The report was by the University of Cambridge Centre for Risk Studies. It is on behalf of the Cyber Risk Management (CyRiM) project, in association with Lloyd’s.

Asia is home to nine of the world’s ten demanding ports. Moreover, Asia is a vital part of the supply chains for the world’s leading corporations in divisions from autos to industrial goods, clothing, and electronics.

The statement predicted that the world’s transport sector, including aerospace, would be afflicted the most. This is with economic casualties totaling $28.2 billion.

On the other side, manufacturing would take a $23.6 billion hit, while retail would face declines of $18.5 billion.

Countries that have relations to each port also are affected.
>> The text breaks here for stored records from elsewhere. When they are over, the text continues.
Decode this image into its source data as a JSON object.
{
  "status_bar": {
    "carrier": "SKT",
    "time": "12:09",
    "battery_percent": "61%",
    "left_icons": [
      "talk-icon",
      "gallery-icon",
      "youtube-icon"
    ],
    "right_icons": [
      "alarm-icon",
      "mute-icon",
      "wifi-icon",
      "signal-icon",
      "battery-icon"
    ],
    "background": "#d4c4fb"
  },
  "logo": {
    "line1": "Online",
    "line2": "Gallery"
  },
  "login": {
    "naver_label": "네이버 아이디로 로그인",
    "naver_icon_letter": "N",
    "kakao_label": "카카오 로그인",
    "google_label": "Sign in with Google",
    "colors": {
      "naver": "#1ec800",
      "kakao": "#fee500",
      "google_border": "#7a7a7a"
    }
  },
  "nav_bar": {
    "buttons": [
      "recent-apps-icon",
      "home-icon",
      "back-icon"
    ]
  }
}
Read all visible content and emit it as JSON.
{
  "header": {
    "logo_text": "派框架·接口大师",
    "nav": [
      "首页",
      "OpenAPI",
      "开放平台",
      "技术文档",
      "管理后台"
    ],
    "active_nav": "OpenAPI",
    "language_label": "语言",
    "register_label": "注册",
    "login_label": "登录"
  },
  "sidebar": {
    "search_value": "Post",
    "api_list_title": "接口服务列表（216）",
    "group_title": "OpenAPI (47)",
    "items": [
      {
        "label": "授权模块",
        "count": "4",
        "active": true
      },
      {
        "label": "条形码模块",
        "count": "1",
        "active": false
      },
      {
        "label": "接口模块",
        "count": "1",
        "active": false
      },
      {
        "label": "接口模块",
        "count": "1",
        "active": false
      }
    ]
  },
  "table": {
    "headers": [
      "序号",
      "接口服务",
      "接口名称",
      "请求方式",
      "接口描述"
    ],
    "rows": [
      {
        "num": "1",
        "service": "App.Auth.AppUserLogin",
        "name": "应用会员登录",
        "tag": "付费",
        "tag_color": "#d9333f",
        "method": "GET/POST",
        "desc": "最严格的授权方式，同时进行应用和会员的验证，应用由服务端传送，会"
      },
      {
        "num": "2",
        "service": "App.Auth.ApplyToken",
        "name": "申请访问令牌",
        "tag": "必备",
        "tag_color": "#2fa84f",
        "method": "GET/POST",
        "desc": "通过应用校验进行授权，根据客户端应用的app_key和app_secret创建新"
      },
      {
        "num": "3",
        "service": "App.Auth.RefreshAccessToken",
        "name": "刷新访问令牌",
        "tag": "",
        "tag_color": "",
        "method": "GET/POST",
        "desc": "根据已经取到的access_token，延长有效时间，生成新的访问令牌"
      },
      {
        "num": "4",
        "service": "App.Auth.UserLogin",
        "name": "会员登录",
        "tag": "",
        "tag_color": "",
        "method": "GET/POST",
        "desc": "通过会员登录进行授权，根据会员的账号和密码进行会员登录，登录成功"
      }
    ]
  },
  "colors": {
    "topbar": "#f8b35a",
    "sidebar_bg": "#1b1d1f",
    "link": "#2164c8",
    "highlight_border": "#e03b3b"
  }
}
Perhaps, Asian countries are the most damaged.

The strike would drop $26 billion in indirect losses, trailed by Europe with $623 million and North America with $266 million.

Concerns on the Growing Need of Technology and Automation

Cyber-Attacks: Warning cyber-attack sign on a virtual digital screen.Lloyd’s Chief Executive John Neal stated, “We know that the biggest assets for companies are not physical, they are intangible.”

He also added, “With the increasing application of technology and automation, these risks will become even more acute.”

Elsewhere, Hutchison Port Holdings Trust, a Singapore Stock Exchange-listed container terminal operator active in Hong Kong and mainland China, has shown a minor decline in unaudited revenues.

The unrecorded earnings were from the nine months to September. The decline was led to a 5% fall in profit after tax.

HPH is an equity holder in quite a lot of container terminals in Hong Kong and mainland China.

The container terminals are Hong Kong International Terminals, the Cosco-HIT Terminals, and the Asia Container Terminals.

All of the locations of the terminal are in Hong Kong.

Meanwhile, in mainland China, the majority equity holders are in the Yantian International Container Terminals and the Huizhou International Container Terminals.

The firm also owns equity in a couple of Chinese river ports. In addition, it possesses numerous ancillary ports businesses.

Nine months to September 2019, revenues weakened from just over HK$8.48 billion to HK$8.45 billion.

The decline is 0.36% at the end of the nine months to September 2018 to the period of the nine months to September 2019.

At the time of writing, one Hong Kong dollar is worth 13 cents U.S.

Operating expenses sustained by HPH were mostly even. They are declining by about 1% from the HK$5.83 billion.

The weak phase was at the end of the nine months to September 2018. It was HK$5.77 billion in the same period this year.



You might also like
Leave A Reply

Your email address will not be published.